Düsseldorf. NRW startet Dunkelfeldstudie zu Antisemitismus. Forscher beleuchten, wie sehr Judenfeindlichkeit in der Bevölkerung verbreitet ist.
146 antisemitische Straftaten zählten die Sicherheitsbehörden in der ersten Jahreshälfte 2022 in NRW. „Ungefähr eine am Tag. Das ist unerträglich“, sagte NRW-Innenminister Herbert Reul (CDU) am Dienstag. Doch hinter der Kriminalitätsstatistik verbirgt sich ein möglicherweise riesiges Dunkelfeld aus Vorurteilen und Anfeindungen. Wie sehr Judenfeindlichkeit tatsächlich in der Bevölkerung in NRW verbreitet ist, soll in den kommenden 18 Monaten eine Studie erhellen, die Wissenschaftler aus Düsseldorf und Passau zusammen mit der Kriminologischen Forschungsstelle des Landeskriminalamtes jetzt vorbereiten.

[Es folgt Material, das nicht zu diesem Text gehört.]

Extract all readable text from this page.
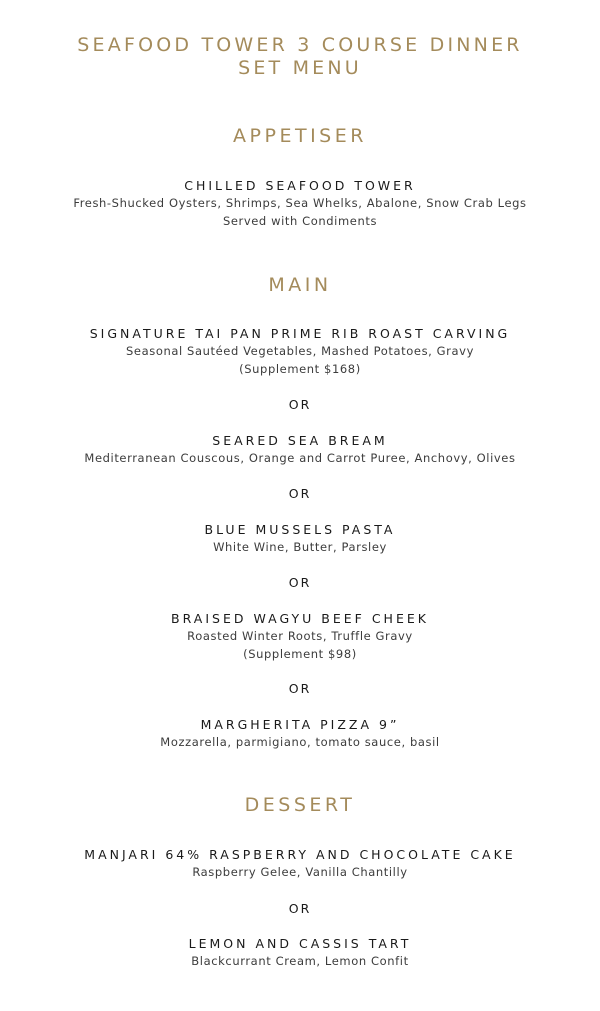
SEAFOOD TOWER 3 COURSE DINNER
SET MENU
APPETISER
CHILLED SEAFOOD TOWER
Fresh-Shucked Oysters, Shrimps, Sea Whelks, Abalone, Snow Crab Legs
Served with Condiments
MAIN
SIGNATURE TAI PAN PRIME RIB ROAST CARVING
Seasonal Sautéed Vegetables, Mashed Potatoes, Gravy
(Supplement $168)
OR
SEARED SEA BREAM
Mediterranean Couscous, Orange and Carrot Puree, Anchovy, Olives
OR
BLUE MUSSELS PASTA
White Wine, Butter, Parsley
OR
BRAISED WAGYU BEEF CHEEK
Roasted Winter Roots, Truffle Gravy
(Supplement $98)
OR
MARGHERITA PIZZA 9”
Mozzarella, parmigiano, tomato sauce, basil
DESSERT
MANJARI 64% RASPBERRY AND CHOCOLATE CAKE
Raspberry Gelee, Vanilla Chantilly
OR
LEMON AND CASSIS TART
Blackcurrant Cream, Lemon Confit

Krisen befeuern den Antisemitismus
„Antisemitismus ist alltäglich“, sagte Sabine Leutheusser-Schnarrenberger (FDP), seit 2018 die erste Antisemitismusbeauftragte des Landes NRW, bei der Ankündigung der Dunkelfeldstudie. In den sozialen Medien, in Schulen, in Büros, in Familien und in vielen anderen Umgebungen sei Judenfeindlichkeit verbreitet. Gerade in Krisenzeiten wie diesen fänden antisemitische Verschwörungsmythen großen Zulauf, so die frühere Bundesjustizministerin.
Studien, die systematisch Judenfeindlichkeit in der Bevölkerung untersuchen, seien in Deutschland rar. NRW suche hier eine Vorreiter-Rolle, erklärte der Passauer Politologe Prof. Lars Rensmann. Die Untersuchung solle belastbare Daten liefern, die es erlaubten, die Vorbeugung zu stärken und besser gegen Antisemitismus vorzugehen, sagte Leutheusser-Schnarrenberger.
Ziel: Die "wahre Meinung" aus den Leuten herauskitzeln
Meinungsforscher sollen ab Frühjahr 2023 Bürgerinnen und Bürger in ihrer häuslichen Umgebung befragen und den Forschern anschließend 1200 ausgefüllte Fragebögen geben. Mit bestimmten Fragetechniken werde dabei „die wahre Meinung herausgekitzelt“, erklärte der Düsseldorfer Sozialwissenschaftler Prof. Heiko Beyer. Die Materie sei kompliziert. Einige der bisherigen Vorstellungen über Antisemitismus seien nach Beyers Einschätzung inzwischen widerlegt. Zum Beispiel die, dass gebildete Menschen weniger empfänglich für Antisemitismus seien als Ungebildete. Hochgebildete könnten Antisemitismus nur besser verbergen, sagte Heiko Beyer.
NRW-Innenminister Herbert Reul bezeichnete Rechtsextremismus, Fremdenfeindlichkeit und Antisemitismus als die möglicherweise „größte Gefahr für die Freiheitliche demokratische Grundordnung“. Die Forschungsstelle des LKA werde ihre Expertise in die Studie einbringen. Der Kampf gegen den Antisemitismus werde zwar nie ein Ende finden. „Aber wir kommen immer ein Stückchen weiter“, so Reul.
Wieder ein Projekt
Sabine Leutheusser-Schnarrenberger hat in den vergangenen Jahren zahlreiche Projekte mit angestoßen. Dazu zählen eine Studie von Forschern der Ruhr-Uni Bochum zu Antisemitismus in Schulen, die Meldestelle Antisemitismus, die Antisemitismus unterhalb der Strafbarkeitsgrenze dokumentiert und Antisemitismusbeauftragte bei den Staatsanwaltschaften in NRW.